I've seen this publicly.
I get that readout every day.
I'm able to see that and then, and then scrub those lists to make charging decisions.
But yes, I believe, and they're sharing that with our local partners, the Memphis Police Department, the mayor, the Shelby County Sheriff's Office, the Highway Patrol, the TBI, all of those people get those numbers.
And those agencies are also then sharing that publicly.
- Has there been coordination at the right level or the right type of coordination with local law enforcement?
So the DA's Office, the Mayor's Office, which obviously oversees police department.
There's been probably, those are the two areas have been the most questions.
Sometimes criticism, sometimes criticism from the left and the right people who support this and don't.
From your seat, do you have good cooperation with the DA office and with the Mayor's Office/MPD?
- So yes, we have very good relationships with Mayor Young and Chief Davis.
Our office is involved and engaged at all levels in multiple different operations and meetings with Chief Davis and Memphis Police Department command staff.
We are routinely prosecuting cases involving Memphis police officers and detectives who are bringing these cases, whether it's from the multi-agency gang unit, the Organized crime unit, the PSN unit, the Project Safe Neighborhoods, which is primarily firearms.
And we do engage with the District Attorney's Office in that PSN unit, we have a, what we call a gun review meeting every week, we're reviewing firearms offenses that are brought and arrested for either federal or state prosecution.
We're coordinating with General Mulroy's office on that.

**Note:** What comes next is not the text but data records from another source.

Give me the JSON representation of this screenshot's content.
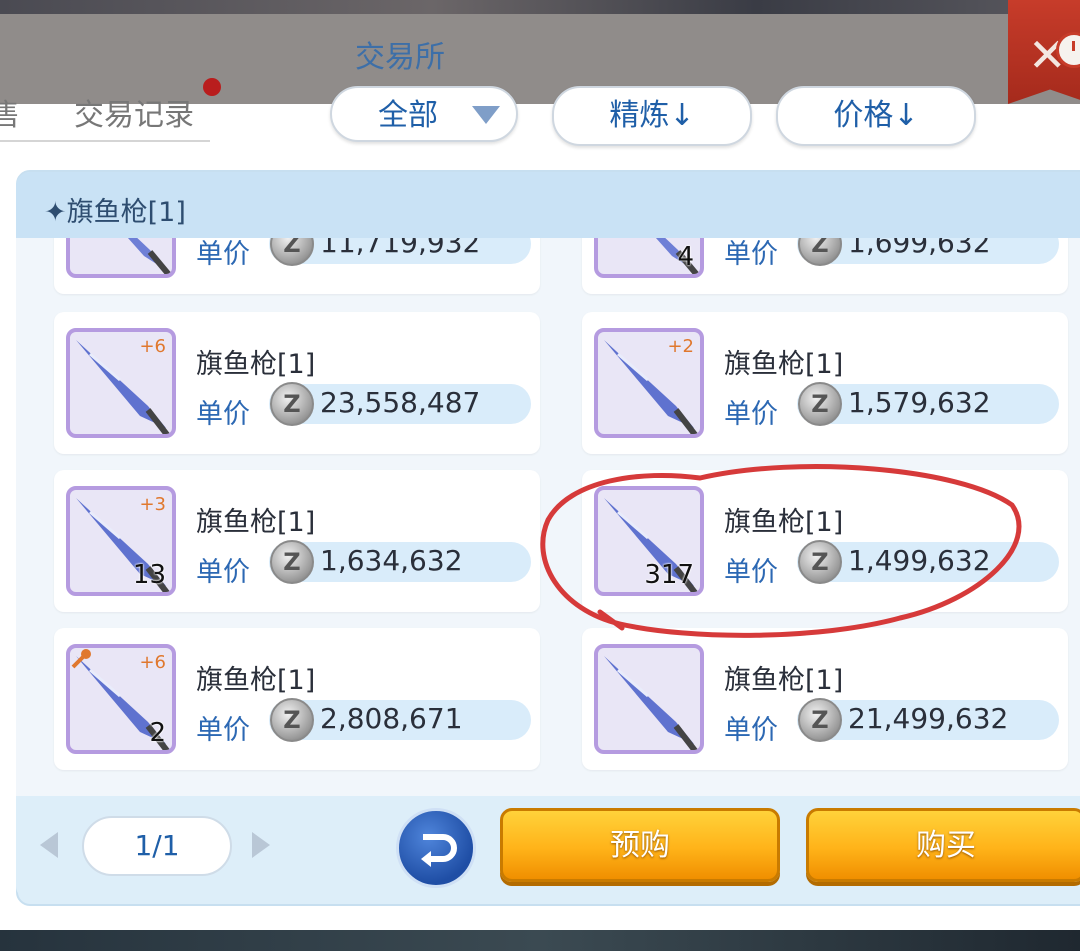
{
  "header": {
    "title": "交易所",
    "tab_partial": "售",
    "tab_record": "交易记录"
  },
  "filters": {
    "category": "全部",
    "refine_sort": "精炼↓",
    "price_sort": "价格↓"
  },
  "list": {
    "header_label": "✦旗鱼枪[1]",
    "price_label": "单价",
    "items": [
      {
        "name": "旗鱼枪[1]",
        "price": "23,558,487",
        "refine": "+6",
        "count": ""
      },
      {
        "name": "旗鱼枪[1]",
        "price": "1,579,632",
        "refine": "+2",
        "count": ""
      },
      {
        "name": "旗鱼枪[1]",
        "price": "1,634,632",
        "refine": "+3",
        "count": "13"
      },
      {
        "name": "旗鱼枪[1]",
        "price": "1,499,632",
        "refine": "",
        "count": "317"
      },
      {
        "name": "旗鱼枪[1]",
        "price": "2,808,671",
        "refine": "+6",
        "count": "2"
      },
      {
        "name": "旗鱼枪[1]",
        "price": "21,499,632",
        "refine": "",
        "count": ""
      }
    ],
    "partial_top": {
      "left_price": "11,719,932",
      "right_price": "1,699,632",
      "right_count": "4"
    }
  },
  "footer": {
    "page": "1/1",
    "preorder_label": "预购",
    "buy_label": "购买"
  },
  "colors": {
    "accent_blue": "#2c68b3",
    "button_orange": "#ffb319",
    "close_red": "#c73c2a",
    "annotation_red": "#d63a3a"
  },
  "icons": {
    "coin": "zeny-coin-icon",
    "close": "close-icon",
    "dropdown": "triangle-down-icon",
    "back": "return-arrow-icon"
  }
}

- A couple things, one is you've spoken a lot about guns.
I think some people listening would be sort of surprised to hear that a Republican administration, which in general, and I'm gonna ask you to be political, but in general, Republicans have been more opposed to gun control, gun, you know, assault weapon bans, all those kinds of things.
Would some of the problems that you are catching be solved by tougher gun control measures, or is that just outside your purview?
- No, no, I mean, I took an oath to support and defend the United States Constitution, and that includes the Second Amendment.
I'm a strong supporter and believer of people being able to own and possess firearms, legally.
What I'm focused on, is what's killing people in this city, which is illegal use and possession of firearms.
And it turns out the federal law is pretty strong about that.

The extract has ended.